Mediante el contrato de alquiler el arrendador de un inmueble (puede ser propietario o administrador del mismo) y el arrendatario, acuerdan por escrito las condiciones de cesión de uso de dicho inmueble a cambio del pago de una cuantía económica mensual. Aunque el contrato puede realizarse en escritura pública celebrada ante Notario y ser inscrito en el Registro de la Propiedad, es habitual que se formalice como un contrato privado entre las partes implicadas.

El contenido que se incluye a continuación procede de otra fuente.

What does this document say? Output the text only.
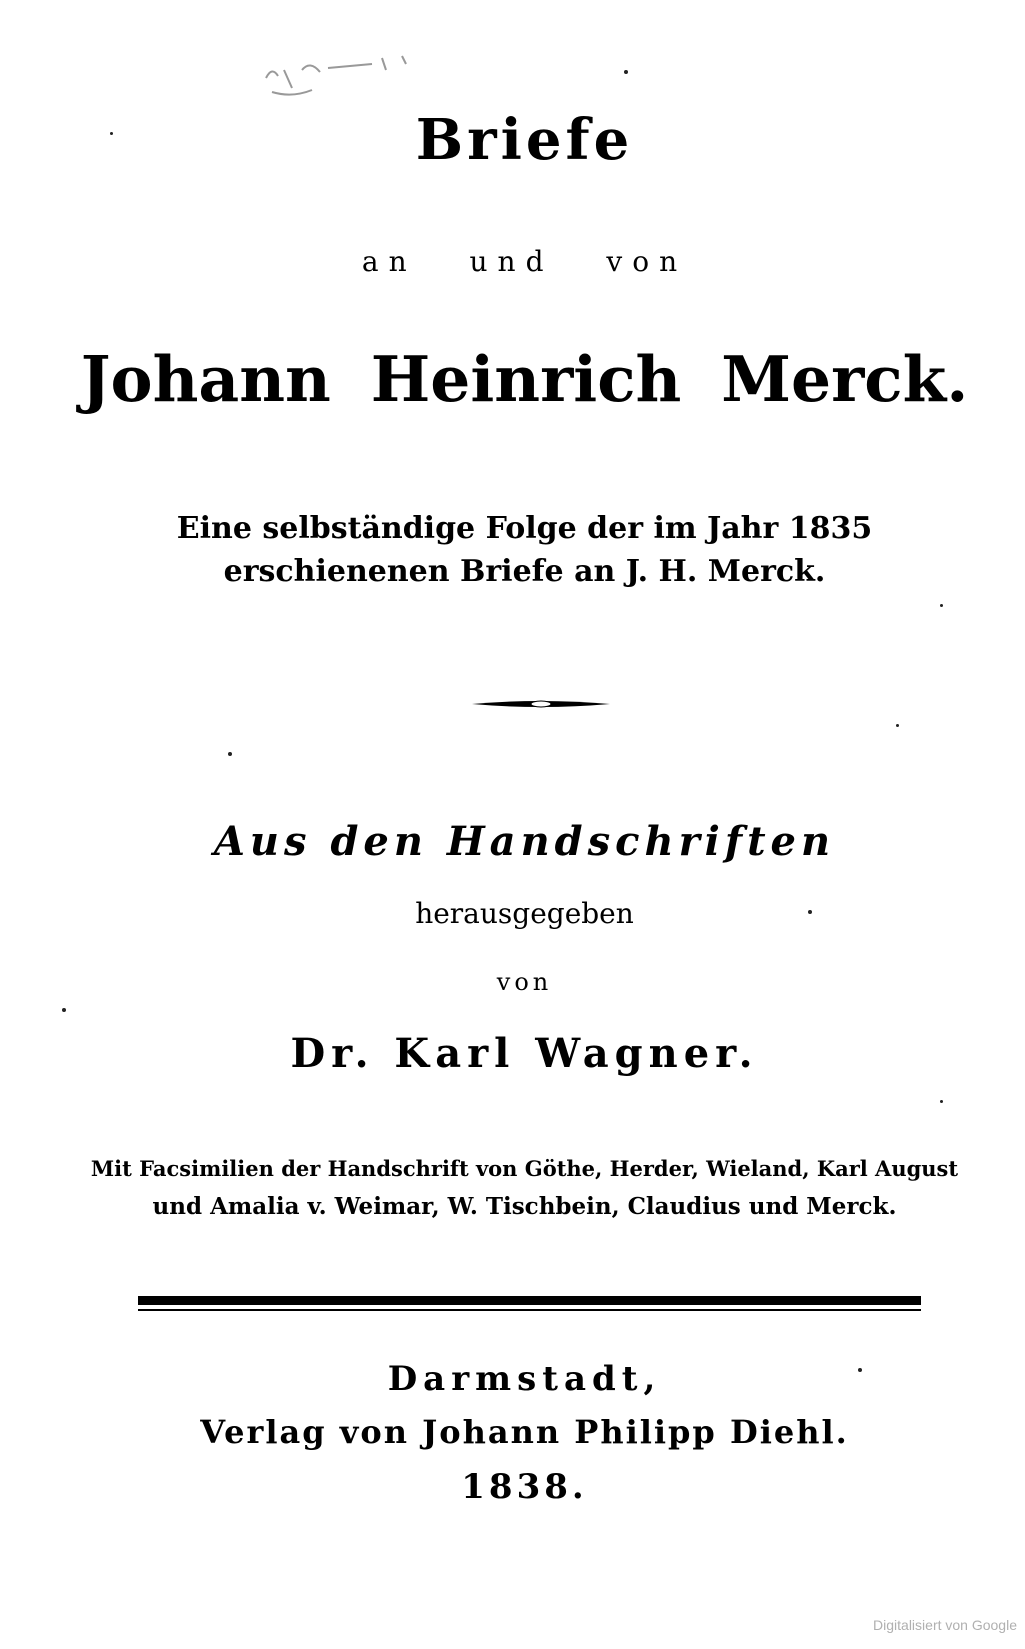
Briefe
an und von
Johann Heinrich Merck.
Eine selbständige Folge der im Jahr 1835
erschienenen Briefe an J. H. Merck.
Aus den Handschriften
herausgegeben
von
Dr. Karl Wagner.
Mit Facsimilien der Handschrift von Göthe, Herder, Wieland, Karl August
und Amalia v. Weimar, W. Tischbein, Claudius und Merck.
Darmstadt,
Verlag von Johann Philipp Diehl.
1838.
Digitalisiert von Google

Ya hemos dicho que el contrato presenta de alquiler presenta unas cláusulas en las que se establecen las obligaciones que deberán ser respetadas por ambas partes. Su incumplimiento puede conllevar la resolución del contrato y una serie de indemnizaciones. La duración del contrato se acordará libremente entre el inquilino y el arrendador. A falta de pacto en el contrato se entenderá celebrado por el plazo de un año.
Cuando el periodo pactado es menor a 5 años y siempre y cuando el inquilino no indique al inquilino que abandona la vivienda, el alquiler se prorrogará obligatoriamente de forma anual hasta alcanzar el período de 5 años. Alcanzados los 5 años, el arrendador podrá elegir si seguir alquilando o no (preavisando al inquilino con un mínimo de un mes de antelación).
De no producirse ninguna notificación previa por ninguna de ambas partes, el contrato se prorrogará por otros tres años más de forma obligatoria para el arrendador (si así lo desea el inquilino). Pero también se puede extinguir el contrato en aquellos casos en los que, arrendador o arrendatario, incumplan algunas de las obligaciones pactadas en el contrato.